I due re dei camosci si sfiorano da vent'anni, sono solitari, arrivano dove gli altri, in branco, non arriveranno mai. Ma adesso sono vecchi. Sono passate molte stagioni, il camoscio sa che non ci saranno altri autunni in cui essere ancora il re, con tutte le camoscette a disposizione, mentre l'uomo inizia a sentire il bisogno di avere una storia, lui che ha bruciato la sua gioventù in lotte violente e poi ha deciso di ritirarsi tra i boschi, senza far avvicinare mai nessuno alla sua tana, eppure adesso sente che qualcosa sta cambiando, come se si stesse aprendo un piccolo varco nel cuore.
Il re dei camosci umano vuole solo il re dei camosci quadrupede, cui dà la caccia da anni e anni, una volta che potrà rivendere il suo prezioso ciuffo smetterà di uccidere e troverà una sua storia da raccontare. Il camoscio, al contrario, la sua storia l'ha già scritta, manca solo il finale, ma ne serve uno degno della vita che ha avuto. Non può pensare di essere sventrato da uno dei suoi figli, a lui serve una fine più dignitosa. L'idea gli viene quando sente l'odore dell'uomo in avvicinamento. Quel giorno di novembre è il giorno perfetto, le bestie sanno il tempo in tempo, quando serve saperlo. Il camoscio cerca il suo cacciatore, lo trova. Ed è uno scontro tra due re, uno che vuole morire con fierezza, l'altro che vuole concludere altrettanto fieramente la sua carriera da bracconiere. Si incontreranno a metà strada e le loro solitudini così ruvide e regali si fonderanno per il peso di una farfalla bianca.

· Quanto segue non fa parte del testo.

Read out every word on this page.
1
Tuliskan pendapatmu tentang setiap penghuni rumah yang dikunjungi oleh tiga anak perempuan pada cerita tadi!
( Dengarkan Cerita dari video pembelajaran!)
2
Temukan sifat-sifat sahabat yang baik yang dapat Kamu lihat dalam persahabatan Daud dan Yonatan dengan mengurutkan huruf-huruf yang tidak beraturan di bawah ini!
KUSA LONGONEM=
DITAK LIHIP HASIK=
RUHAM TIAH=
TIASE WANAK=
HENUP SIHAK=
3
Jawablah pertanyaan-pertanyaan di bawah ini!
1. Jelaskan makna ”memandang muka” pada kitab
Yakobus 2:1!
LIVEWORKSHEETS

Così questa storia, che all'inizio mi sembrava solo un racconto di caccia, è diventata una storia di lealtà e onore. Di solitudine. Di rispetto. E pian piano, pagina dopo pagina, mi è piaciuta sempre di più, anche se poi, in definitiva, non mi ha fatto proprio impazzire.
Erri De Luca scrive in un modo inconfondibile e anche le sue storie sono molto particolari. C'è spesso un riferimento ai ricordi della sua gioventù, spesa tra le righe di Lotta Continua, alle sue lotte, a quell'ordine che si cercava di sovvertire. Come è già successo con I pesci non chiudono gli occhi (scarabocchi qui) mi sono trovata davanti una storia bella, che però mi lascia un però. Non so come spiegare: la scrittura di Erri De Luca non mi lascia indifferente, ma c'è sempre un qualcosa per cui non me ne innamoro perdutamente.

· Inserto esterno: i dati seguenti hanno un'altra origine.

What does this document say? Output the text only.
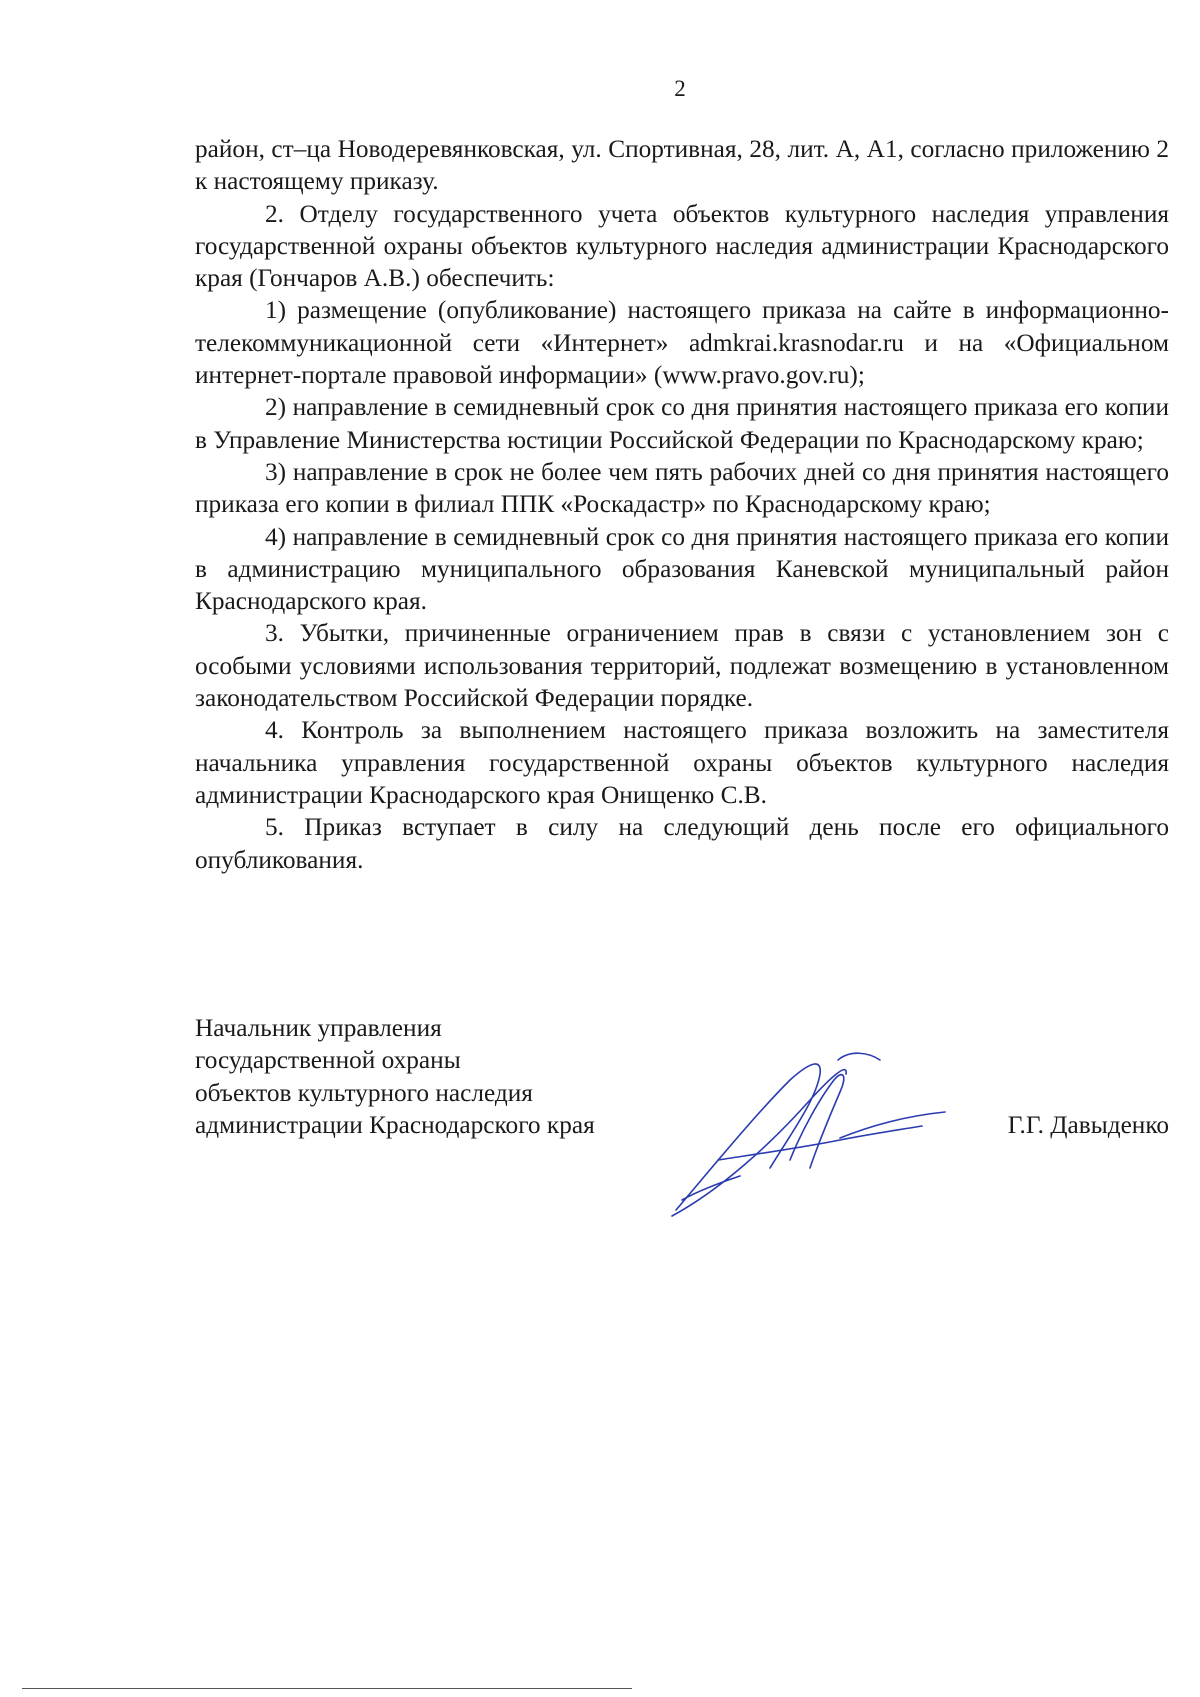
2

район, ст–ца Новодеревянковская, ул. Спортивная, 28, лит. А, А1, согласно приложению 2 к настоящему приказу.

2. Отделу государственного учета объектов культурного наследия управления государственной охраны объектов культурного наследия администрации Краснодарского края (Гончаров А.В.) обеспечить:

1) размещение (опубликование) настоящего приказа на сайте в информационно-телекоммуникационной сети «Интернет» admkrai.krasnodar.ru и на «Официальном интернет-портале правовой информации» (www.pravo.gov.ru);

2) направление в семидневный срок со дня принятия настоящего приказа его копии в Управление Министерства юстиции Российской Федерации по Краснодарскому краю;

3) направление в срок не более чем пять рабочих дней со дня принятия настоящего приказа его копии в филиал ППК «Роскадастр» по Краснодарскому краю;

4) направление в семидневный срок со дня принятия настоящего приказа его копии в администрацию муниципального образования Каневской муниципальный район Краснодарского края.

3. Убытки, причиненные ограничением прав в связи с установлением зон с особыми условиями использования территорий, подлежат возмещению в установленном законодательством Российской Федерации порядке.

4. Контроль за выполнением настоящего приказа возложить на заместителя начальника управления государственной охраны объектов культурного наследия администрации Краснодарского края Онищенко С.В.

5. Приказ вступает в силу на следующий день после его официального опубликования.

Начальник управления
государственной охраны
объектов культурного наследия
администрации Краснодарского края	Г.Г. Давыденко
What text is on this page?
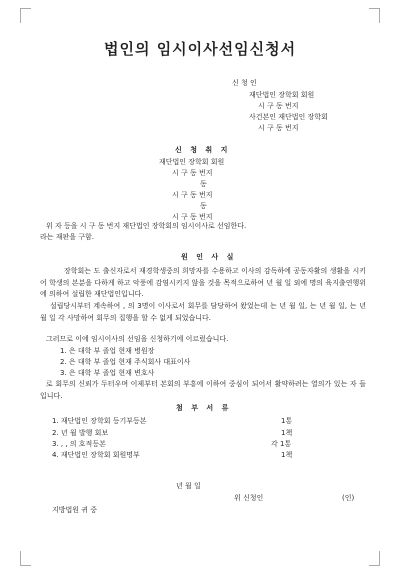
법인의 임시이사선임신청서
신 청 인
재단법인 장학회 회원
시 구 동 번지
사건본인 재단법인 장학회
시 구 동 번지
신 청 취 지
재단법인 장학회 회원
시 구 동 번지
동
시 구 동 번지
동
시 구 동 번지
위 자 등을 시 구 동 번지 재단법인 장학회의 임시이사로 선임한다.
라는 재판을 구함.
원 인 사 실
장학회는 도 출신자로서 재경학생중의 희망자를 수용하고 이사의 감독하에 공동자활의 생활을 시키어 학생의 본분을 다하게 하고 악풍에 감염시키지 않을 것을 목적으로하여 년 월 일 외에 명의 육지출연행위에 의하여 설립한 재단법인입니다.
설립당시부터 계속하여 , 의 3명이 이사로서 회무를 담당하여 왔었는데 는 년 월 일, 는 년 월 일, 는 년 월 일 각 사망하여 회무의 집행을 할 수 없게 되었습니다.
그러므로 이에 임시이사의 선임을 신청하기에 이르렀습니다.
1. 은 대학 부 졸업 현재 병원장
2. 은 대학 부 졸업 현재 주식회사 대표이사
3. 은 대학 부 졸업 현재 변호사
로 회무의 신뢰가 두터우며 이제부터 본회의 부흥에 이하여 중심이 되어서 활약하려는 열의가 있는 자 들입니다.
첨 부 서 류
1. 재단법인 장학회 등기부등본	1통
2. 년 월 발행 회보	1책
3. , , 의 호적등본	각 1통
4. 재단법인 장학회 회원명부	1책
년 월 일
위 신청인	(인)
지방법원 귀 중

Comunque, oltre al racconto che dà il titolo al libro, ce n'è un altro, molto breve, alla fine. Si intitola Visita a un albero ed è una specie di ode a questa pianta di conifere che cresce su una roccia sfidando qualsiasi legge della natura, che cresce sola e che, per questo, molto probabilmente sarà la vittima scelta da un fulmine, prima o poi. È un albero sotto cui ogni tanto l'autore va a scrivere, ma non è l'unico inventore di storie tra i due, perché anche gli alberi di montagna scrivono in aria storie che si leggono stando sdraiati sotto. Una ragazza di campagna come me, che d'estate dondola beatamente su un'amaca appesa tra due piante, non può che sottoscrivere.
L'uomo d'inverno deve solo resistere nel guscio. Pensa: nessuna geometria ha ricavato la formula dell'uovo. Per il cerchio, la sfera c'è il pigreco, ma per la figura perfetta della vita non c'è quadratura.